- Aunty Green Hotel
- U.S. National Register of Historic Places
- Location: 602 Washington St. Bonaparte, Iowa
- Coordinates: 40°41′55″N 91°48′06″W﻿ / ﻿40.69861°N 91.80167°W
- Area: less than one acre
- Built: 1844
- NRHP reference No.: 78001265
- Added to NRHP: January 20, 1978

= Aunty Green Hotel =

Aunty Green Hotel is a historic building located in Bonaparte, Iowa, United States. The hotel was built by John Green in 1844. His wife Mary continued to operate the hotel for many years after his death, and that is what gave the business its name. It was the second hotel established in town, and it is believed to be the first brick building constructed in Bonaparte. Other businesses that have been housed in this building include a photography studio, doctor's offices, the first local telephone exchange, a creamery and a gas station. The Van Buren County Historical Association rescued the structure from demolition. It is currently owned by the Bonaparte Historical Society and houses the Auntie Green Museum and the public library.

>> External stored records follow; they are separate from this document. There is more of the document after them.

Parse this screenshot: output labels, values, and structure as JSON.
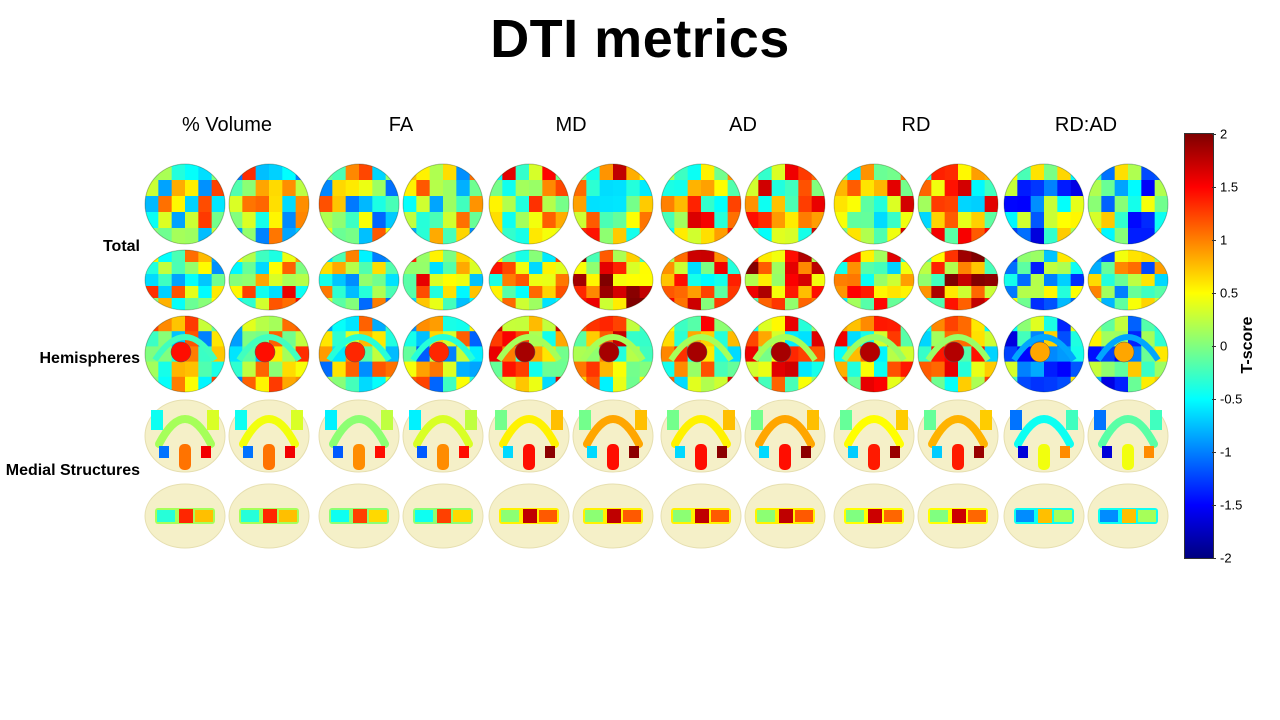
{
  "title": "DTI metrics",
  "columns": [
    "% Volume",
    "FA",
    "MD",
    "AD",
    "RD",
    "RD:AD"
  ],
  "rows": [
    "Total",
    "Hemispheres",
    "Medial Structures"
  ],
  "colorbar": {
    "label": "T-score",
    "ticks": [
      "2",
      "1.5",
      "1",
      "0.5",
      "0",
      "-0.5",
      "-1",
      "-1.5",
      "-2"
    ]
  },
  "metric_tone": [
    0.15,
    0.05,
    0.55,
    0.55,
    0.5,
    -0.45
  ]
}
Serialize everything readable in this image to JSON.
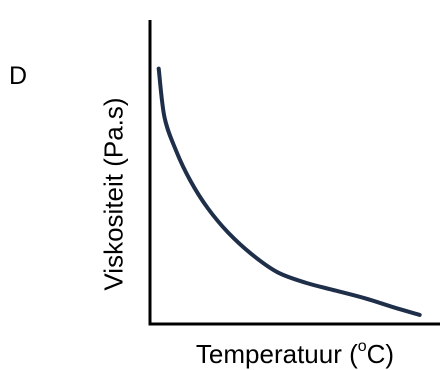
{
  "panel_label": "D",
  "chart_data": {
    "type": "line",
    "title": "",
    "xlabel_prefix": "Temperatuur (",
    "xlabel_superscript": "o",
    "xlabel_suffix": "C)",
    "ylabel": "Viskositeit (Pa.s)",
    "xlim": [
      0,
      1
    ],
    "ylim": [
      0,
      1
    ],
    "ticks": "none",
    "grid": false,
    "legend": "none",
    "series": [
      {
        "color": "#1f2f4a",
        "x": [
          0.03,
          0.05,
          0.09,
          0.14,
          0.2,
          0.27,
          0.35,
          0.44,
          0.54,
          0.64,
          0.74,
          0.84,
          0.93
        ],
        "y": [
          0.84,
          0.68,
          0.57,
          0.47,
          0.38,
          0.3,
          0.23,
          0.17,
          0.135,
          0.11,
          0.085,
          0.055,
          0.03
        ]
      }
    ],
    "axis_color": "#000000"
  }
}
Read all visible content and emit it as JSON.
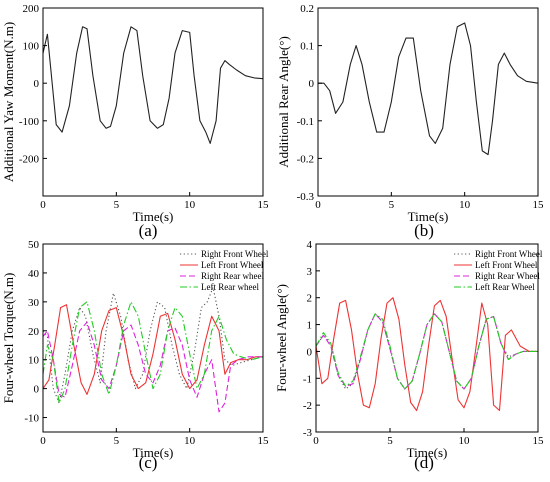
{
  "chart_data": [
    {
      "panel": "(a)",
      "type": "line",
      "xlabel": "Time(s)",
      "ylabel": "Additional Yaw Moment(N.m)",
      "xlim": [
        0,
        15
      ],
      "ylim": [
        -300,
        200
      ],
      "xticks": [
        0,
        5,
        10,
        15
      ],
      "yticks": [
        200,
        100,
        0,
        -100,
        -200
      ],
      "grid": false,
      "series": [
        {
          "color": "#222222",
          "style": "solid",
          "x": [
            0,
            0.3,
            0.6,
            0.9,
            1.3,
            1.8,
            2.3,
            2.7,
            3.0,
            3.4,
            3.9,
            4.3,
            4.6,
            5.0,
            5.5,
            6.0,
            6.4,
            6.8,
            7.3,
            7.8,
            8.2,
            8.6,
            9.0,
            9.5,
            10.0,
            10.3,
            10.7,
            11.1,
            11.4,
            11.8,
            12.1,
            12.4,
            12.7,
            13.2,
            13.8,
            14.4,
            15.0
          ],
          "y": [
            80,
            130,
            10,
            -110,
            -130,
            -60,
            80,
            150,
            145,
            20,
            -100,
            -120,
            -115,
            -60,
            80,
            150,
            140,
            20,
            -100,
            -120,
            -110,
            -40,
            80,
            140,
            135,
            20,
            -100,
            -130,
            -160,
            -100,
            40,
            60,
            50,
            35,
            20,
            14,
            12
          ]
        }
      ]
    },
    {
      "panel": "(b)",
      "type": "line",
      "xlabel": "Time(s)",
      "ylabel": "Additional Rear Angle(°)",
      "xlim": [
        0,
        15
      ],
      "ylim": [
        -0.3,
        0.2
      ],
      "xticks": [
        0,
        5,
        10,
        15
      ],
      "yticks": [
        0.2,
        0.1,
        0.0,
        -0.1,
        -0.2,
        -0.3
      ],
      "grid": false,
      "series": [
        {
          "color": "#222222",
          "style": "solid",
          "x": [
            0,
            0.4,
            0.8,
            1.2,
            1.7,
            2.2,
            2.6,
            3.0,
            3.5,
            4.0,
            4.5,
            5.0,
            5.5,
            6.0,
            6.5,
            7.0,
            7.6,
            8.0,
            8.5,
            9.0,
            9.5,
            10.0,
            10.4,
            10.8,
            11.2,
            11.6,
            11.9,
            12.3,
            12.7,
            13.1,
            13.6,
            14.2,
            15.0
          ],
          "y": [
            0.0,
            0.0,
            -0.02,
            -0.08,
            -0.05,
            0.05,
            0.1,
            0.05,
            -0.05,
            -0.13,
            -0.13,
            -0.05,
            0.07,
            0.12,
            0.12,
            -0.02,
            -0.14,
            -0.16,
            -0.12,
            0.05,
            0.15,
            0.16,
            0.1,
            -0.05,
            -0.18,
            -0.19,
            -0.1,
            0.05,
            0.08,
            0.05,
            0.02,
            0.005,
            0.0
          ]
        }
      ]
    },
    {
      "panel": "(c)",
      "type": "line",
      "xlabel": "Time(s)",
      "ylabel": "Four-wheel Torque(N.m)",
      "xlim": [
        0,
        15
      ],
      "ylim": [
        -15,
        50
      ],
      "xticks": [
        0,
        5,
        10,
        15
      ],
      "yticks": [
        50,
        40,
        30,
        20,
        10,
        0,
        -10
      ],
      "grid": false,
      "legend_position": "top-right",
      "series": [
        {
          "name": "Right Front Wheel",
          "color": "#555555",
          "style": "dotted",
          "x": [
            0,
            0.3,
            0.7,
            1.1,
            1.5,
            2.0,
            2.5,
            2.9,
            3.4,
            3.9,
            4.3,
            4.8,
            5.3,
            5.8,
            6.3,
            6.8,
            7.3,
            7.8,
            8.3,
            8.8,
            9.3,
            9.8,
            10.3,
            10.8,
            11.2,
            11.6,
            12.0,
            12.4,
            12.9,
            13.5,
            14.2,
            15.0
          ],
          "y": [
            20,
            18,
            0,
            -5,
            5,
            20,
            28,
            25,
            12,
            2,
            20,
            33,
            25,
            10,
            0,
            5,
            20,
            30,
            28,
            15,
            5,
            0,
            12,
            28,
            30,
            35,
            25,
            10,
            8,
            9,
            10,
            11
          ]
        },
        {
          "name": "Left Front Wheel",
          "color": "#ee3333",
          "style": "solid",
          "x": [
            0,
            0.4,
            0.8,
            1.2,
            1.6,
            2.1,
            2.6,
            3.0,
            3.5,
            4.0,
            4.5,
            5.0,
            5.5,
            6.0,
            6.5,
            7.0,
            7.5,
            8.0,
            8.5,
            9.0,
            9.5,
            10.0,
            10.5,
            11.0,
            11.5,
            12.0,
            12.4,
            12.8,
            13.3,
            13.9,
            14.5,
            15.0
          ],
          "y": [
            0,
            3,
            15,
            28,
            29,
            15,
            2,
            -2,
            5,
            20,
            27,
            28,
            18,
            5,
            0,
            2,
            12,
            25,
            26,
            17,
            5,
            0,
            3,
            15,
            25,
            20,
            5,
            9,
            10,
            10,
            11,
            11
          ]
        },
        {
          "name": "Right Rear wheel",
          "color": "#dd22dd",
          "style": "dashed",
          "x": [
            0,
            0.3,
            0.7,
            1.1,
            1.5,
            2.0,
            2.5,
            3.0,
            3.5,
            4.0,
            4.5,
            5.0,
            5.5,
            6.0,
            6.5,
            7.0,
            7.5,
            8.0,
            8.5,
            9.0,
            9.5,
            10.0,
            10.5,
            11.0,
            11.5,
            12.0,
            12.4,
            12.8,
            13.3,
            14.0,
            15.0
          ],
          "y": [
            18,
            20,
            10,
            -2,
            -3,
            8,
            20,
            23,
            15,
            3,
            0,
            8,
            20,
            22,
            15,
            5,
            2,
            8,
            20,
            21,
            15,
            3,
            -3,
            5,
            10,
            -8,
            -5,
            8,
            10,
            11,
            11
          ]
        },
        {
          "name": "Left Rear wheel",
          "color": "#22cc22",
          "style": "dashdot",
          "x": [
            0,
            0.3,
            0.7,
            1.1,
            1.5,
            2.0,
            2.5,
            3.0,
            3.5,
            4.0,
            4.5,
            5.0,
            5.5,
            6.0,
            6.5,
            7.0,
            7.5,
            8.0,
            8.5,
            9.0,
            9.5,
            10.0,
            10.5,
            11.0,
            11.5,
            12.0,
            12.5,
            13.0,
            13.5,
            14.2,
            15.0
          ],
          "y": [
            5,
            15,
            10,
            -5,
            0,
            15,
            28,
            30,
            20,
            5,
            -2,
            8,
            22,
            30,
            25,
            12,
            0,
            5,
            20,
            28,
            25,
            12,
            0,
            5,
            20,
            25,
            17,
            12,
            11,
            10,
            11
          ]
        }
      ]
    },
    {
      "panel": "(d)",
      "type": "line",
      "xlabel": "Time(s)",
      "ylabel": "Four-wheel Angle(°)",
      "xlim": [
        0,
        15
      ],
      "ylim": [
        -3,
        4
      ],
      "xticks": [
        0,
        5,
        10,
        15
      ],
      "yticks": [
        4,
        3,
        2,
        1,
        0,
        -1,
        -2,
        -3
      ],
      "grid": false,
      "legend_position": "top-right",
      "series": [
        {
          "name": "Right Front Wheel",
          "color": "#555555",
          "style": "dotted",
          "x": [
            0,
            0.5,
            1.0,
            1.5,
            2.0,
            2.5,
            3.0,
            3.5,
            4.0,
            4.5,
            5.0,
            5.5,
            6.0,
            6.5,
            7.0,
            7.5,
            8.0,
            8.5,
            9.0,
            9.5,
            10.0,
            10.5,
            11.0,
            11.5,
            12.0,
            12.5,
            13.0,
            13.5,
            14.0,
            14.5,
            15.0
          ],
          "y": [
            0.2,
            0.6,
            0.3,
            -0.9,
            -1.4,
            -1.2,
            -0.3,
            0.8,
            1.4,
            1.1,
            0.1,
            -1.0,
            -1.4,
            -1.1,
            -0.1,
            1.0,
            1.4,
            1.1,
            0.0,
            -1.1,
            -1.4,
            -1.0,
            0.2,
            1.2,
            1.3,
            0.3,
            -0.2,
            -0.1,
            0.0,
            0.0,
            0.0
          ]
        },
        {
          "name": "Left Front Wheel",
          "color": "#ee3333",
          "style": "solid",
          "x": [
            0,
            0.4,
            0.8,
            1.2,
            1.6,
            2.0,
            2.4,
            2.8,
            3.2,
            3.6,
            4.0,
            4.4,
            4.8,
            5.2,
            5.6,
            6.0,
            6.4,
            6.8,
            7.2,
            7.6,
            8.0,
            8.4,
            8.8,
            9.2,
            9.6,
            10.0,
            10.4,
            10.8,
            11.2,
            11.6,
            12.0,
            12.4,
            12.8,
            13.2,
            13.8,
            14.4,
            15.0
          ],
          "y": [
            0.2,
            -1.2,
            -1.0,
            0.5,
            1.8,
            1.9,
            0.8,
            -0.8,
            -2.0,
            -2.1,
            -1.2,
            0.5,
            1.8,
            2.0,
            1.2,
            -0.5,
            -1.9,
            -2.2,
            -1.5,
            0.2,
            1.7,
            1.9,
            1.3,
            -0.3,
            -1.8,
            -2.1,
            -1.5,
            0.1,
            1.8,
            1.0,
            -2.0,
            -2.2,
            0.6,
            0.8,
            0.2,
            0.0,
            0.0
          ]
        },
        {
          "name": "Right Rear Wheel",
          "color": "#dd22dd",
          "style": "dashed",
          "x": [
            0,
            0.5,
            1.0,
            1.5,
            2.0,
            2.5,
            3.0,
            3.5,
            4.0,
            4.5,
            5.0,
            5.5,
            6.0,
            6.5,
            7.0,
            7.5,
            8.0,
            8.5,
            9.0,
            9.5,
            10.0,
            10.5,
            11.0,
            11.5,
            12.0,
            12.5,
            13.0,
            13.5,
            14.0,
            14.5,
            15.0
          ],
          "y": [
            0.2,
            0.6,
            0.2,
            -0.9,
            -1.3,
            -1.2,
            -0.3,
            0.8,
            1.4,
            1.1,
            0.1,
            -1.0,
            -1.4,
            -1.1,
            -0.1,
            1.0,
            1.4,
            1.1,
            0.0,
            -1.1,
            -1.4,
            -1.0,
            0.2,
            1.2,
            1.3,
            0.3,
            -0.3,
            -0.1,
            0.0,
            0.0,
            0.0
          ]
        },
        {
          "name": "Left Rear Wheel",
          "color": "#22cc22",
          "style": "dashdot",
          "x": [
            0,
            0.5,
            1.0,
            1.5,
            2.0,
            2.5,
            3.0,
            3.5,
            4.0,
            4.5,
            5.0,
            5.5,
            6.0,
            6.5,
            7.0,
            7.5,
            8.0,
            8.5,
            9.0,
            9.5,
            10.0,
            10.5,
            11.0,
            11.5,
            12.0,
            12.5,
            13.0,
            13.5,
            14.0,
            14.5,
            15.0
          ],
          "y": [
            0.2,
            0.7,
            0.3,
            -0.8,
            -1.3,
            -1.1,
            -0.2,
            0.8,
            1.4,
            1.2,
            0.2,
            -1.0,
            -1.4,
            -1.1,
            -0.1,
            1.0,
            1.4,
            1.1,
            0.0,
            -1.1,
            -1.4,
            -1.0,
            0.2,
            1.2,
            1.3,
            0.3,
            -0.3,
            -0.1,
            0.0,
            0.0,
            0.0
          ]
        }
      ]
    }
  ]
}
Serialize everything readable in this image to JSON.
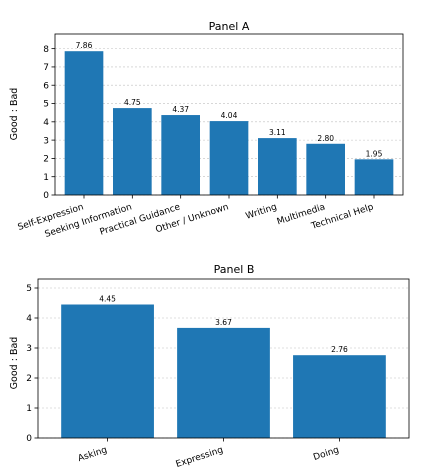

The hotel portion of the building is two-story brick structure with a gable roof with a two-story wooden porch along the street. There is a gate in the railing where luggage from stage coaches was unloaded and brought directly to the guest rooms on the second floor. There is a one-story structure with a gable roof attached to the rear of the building. It is believed to have been the residence for the hotel proprietor, and possibly built at slightly a later date. It was listed on the National Register of Historic Places in 1978.